Seth Godin, who was interviewed by Charlie Rose at the event, said social media is the assembly line of interactive’s industrial age and marketers, brands and corporations alike are feeling online shift and charge in a whole new direction. He challenged marketers to develop the remarkable and predicted that big companies like MSFT cannot come up with anything remarkable or worth talking about. (Side note: MSFT sponsored the event. Awkward!) Mr. Godin gave us our assignment: marketers must navigate the masses and find the individual, deliver a message that the individual wants to interact with, share, snag and use to define them selves. The consumer wants a relevant message, that doesn’t trap them in a branded experience or simply monolog to them but rather, opens a conversation with them.
This is scary stuff for a lot of consumer brands and their fears resounded in the halls with talk of, “We’re lost. We’re not in control any longer – the consumer is.” A lot of consumer brands will find that social media will not make sense. Can anyone really be friends with a box of Kleenex brand tissues? Probably not, but the Let It Out campaign from Kleenex shows that the CPG brand understands that it’s not about their tissue – it’s about their consumer and how their consumer relates to their brand and it’s working for them. The campaign exploits the emotional and pushes the rational, the practical use of Kleenex tissues. Smart.
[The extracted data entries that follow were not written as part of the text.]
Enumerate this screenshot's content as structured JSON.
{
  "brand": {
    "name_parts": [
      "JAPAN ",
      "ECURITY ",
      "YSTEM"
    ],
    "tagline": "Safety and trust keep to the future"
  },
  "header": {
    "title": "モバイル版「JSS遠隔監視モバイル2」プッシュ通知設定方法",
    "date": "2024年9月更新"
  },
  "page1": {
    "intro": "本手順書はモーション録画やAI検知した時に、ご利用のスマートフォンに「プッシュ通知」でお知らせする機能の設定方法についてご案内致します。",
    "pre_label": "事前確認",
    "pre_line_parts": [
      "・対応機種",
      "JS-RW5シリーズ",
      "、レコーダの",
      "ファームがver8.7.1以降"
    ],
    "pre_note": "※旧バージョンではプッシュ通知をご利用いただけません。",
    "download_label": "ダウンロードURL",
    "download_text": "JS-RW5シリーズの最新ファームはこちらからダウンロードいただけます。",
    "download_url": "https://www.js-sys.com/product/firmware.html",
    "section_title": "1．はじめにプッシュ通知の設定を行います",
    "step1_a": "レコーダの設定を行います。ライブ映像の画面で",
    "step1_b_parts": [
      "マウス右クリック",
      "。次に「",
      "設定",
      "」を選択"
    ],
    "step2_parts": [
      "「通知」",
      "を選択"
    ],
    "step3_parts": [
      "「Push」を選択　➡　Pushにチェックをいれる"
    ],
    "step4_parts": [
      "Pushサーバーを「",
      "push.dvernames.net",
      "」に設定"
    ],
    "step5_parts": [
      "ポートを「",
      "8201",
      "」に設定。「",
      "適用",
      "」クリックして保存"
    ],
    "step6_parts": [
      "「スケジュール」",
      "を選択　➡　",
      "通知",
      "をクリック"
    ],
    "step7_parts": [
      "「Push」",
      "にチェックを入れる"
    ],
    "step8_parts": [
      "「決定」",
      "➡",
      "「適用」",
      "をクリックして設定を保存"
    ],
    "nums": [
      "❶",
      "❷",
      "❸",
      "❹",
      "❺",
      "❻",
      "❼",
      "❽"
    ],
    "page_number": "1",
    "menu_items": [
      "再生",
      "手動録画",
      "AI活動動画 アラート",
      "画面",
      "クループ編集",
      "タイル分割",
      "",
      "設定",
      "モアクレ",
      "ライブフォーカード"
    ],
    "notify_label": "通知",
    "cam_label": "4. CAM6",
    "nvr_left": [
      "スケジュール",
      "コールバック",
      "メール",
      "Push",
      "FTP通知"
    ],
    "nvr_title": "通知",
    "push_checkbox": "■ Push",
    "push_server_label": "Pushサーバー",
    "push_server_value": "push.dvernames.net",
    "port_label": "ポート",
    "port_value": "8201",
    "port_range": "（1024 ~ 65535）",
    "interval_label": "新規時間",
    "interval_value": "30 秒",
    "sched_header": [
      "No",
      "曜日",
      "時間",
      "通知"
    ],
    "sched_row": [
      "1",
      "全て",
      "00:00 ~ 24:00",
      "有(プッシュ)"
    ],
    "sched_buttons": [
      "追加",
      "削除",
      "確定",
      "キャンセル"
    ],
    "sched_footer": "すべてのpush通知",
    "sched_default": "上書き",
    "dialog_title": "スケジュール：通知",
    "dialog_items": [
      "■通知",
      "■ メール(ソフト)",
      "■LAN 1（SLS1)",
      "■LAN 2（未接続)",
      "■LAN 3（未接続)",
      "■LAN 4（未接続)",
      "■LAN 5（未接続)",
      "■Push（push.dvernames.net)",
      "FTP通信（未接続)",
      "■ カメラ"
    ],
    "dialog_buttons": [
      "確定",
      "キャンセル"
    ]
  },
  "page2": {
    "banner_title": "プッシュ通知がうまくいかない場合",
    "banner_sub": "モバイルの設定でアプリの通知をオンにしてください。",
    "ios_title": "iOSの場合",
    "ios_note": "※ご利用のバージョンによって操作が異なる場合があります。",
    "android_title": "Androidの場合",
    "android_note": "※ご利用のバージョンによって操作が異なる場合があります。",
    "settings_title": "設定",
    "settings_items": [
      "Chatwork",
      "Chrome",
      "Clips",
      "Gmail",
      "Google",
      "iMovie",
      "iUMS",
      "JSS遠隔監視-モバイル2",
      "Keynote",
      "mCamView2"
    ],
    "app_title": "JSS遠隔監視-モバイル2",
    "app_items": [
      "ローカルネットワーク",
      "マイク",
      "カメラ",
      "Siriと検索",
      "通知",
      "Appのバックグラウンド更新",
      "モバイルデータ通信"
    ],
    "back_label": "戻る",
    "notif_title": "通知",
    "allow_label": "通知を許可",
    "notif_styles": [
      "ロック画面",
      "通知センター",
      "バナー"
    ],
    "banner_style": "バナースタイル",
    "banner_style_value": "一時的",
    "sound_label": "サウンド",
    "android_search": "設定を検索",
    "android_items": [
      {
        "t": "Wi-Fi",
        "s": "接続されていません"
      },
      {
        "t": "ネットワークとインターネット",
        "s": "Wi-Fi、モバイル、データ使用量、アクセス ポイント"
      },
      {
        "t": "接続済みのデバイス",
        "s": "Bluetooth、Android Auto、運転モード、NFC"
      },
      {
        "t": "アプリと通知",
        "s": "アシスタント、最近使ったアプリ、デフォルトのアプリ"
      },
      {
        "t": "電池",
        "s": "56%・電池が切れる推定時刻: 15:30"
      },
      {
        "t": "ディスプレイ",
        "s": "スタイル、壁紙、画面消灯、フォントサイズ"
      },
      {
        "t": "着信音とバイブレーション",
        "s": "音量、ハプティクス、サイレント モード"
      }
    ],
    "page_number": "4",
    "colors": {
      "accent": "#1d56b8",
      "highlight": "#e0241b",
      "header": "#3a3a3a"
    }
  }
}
Media Two is smart. And our small agency is well-positioned to act as the map for our clients and for consumer brands that make sense for today’s uncharted new media opportunities. Our concepts for social, digital environments that expound upon the valuable knowledge we’ve extracted from the exchanges that our client’s are having with their consumers today, are exactly what this shift in the industry will be propelled by. Our agency lives by the idea that online is the first critical touch point between the brand and the consumer and that online campaigns should drive the entire cross-platform campaign. Not the other way around. And we have the data to back up this approach. We’re a small, nimble agency with the ability to foster the critical dialog that brands are looking spark with their target audience. And our creativity is tapped to create the platforms that will enable the conversation and track the return on investment. I left Mixx 2.7 feeling completely in control in the face of these exciting new challenges and thrilled that we have generated the body of work we have to pull from and the creativity and resources – and clients – that will enable us to take the challenge and do something remarkable.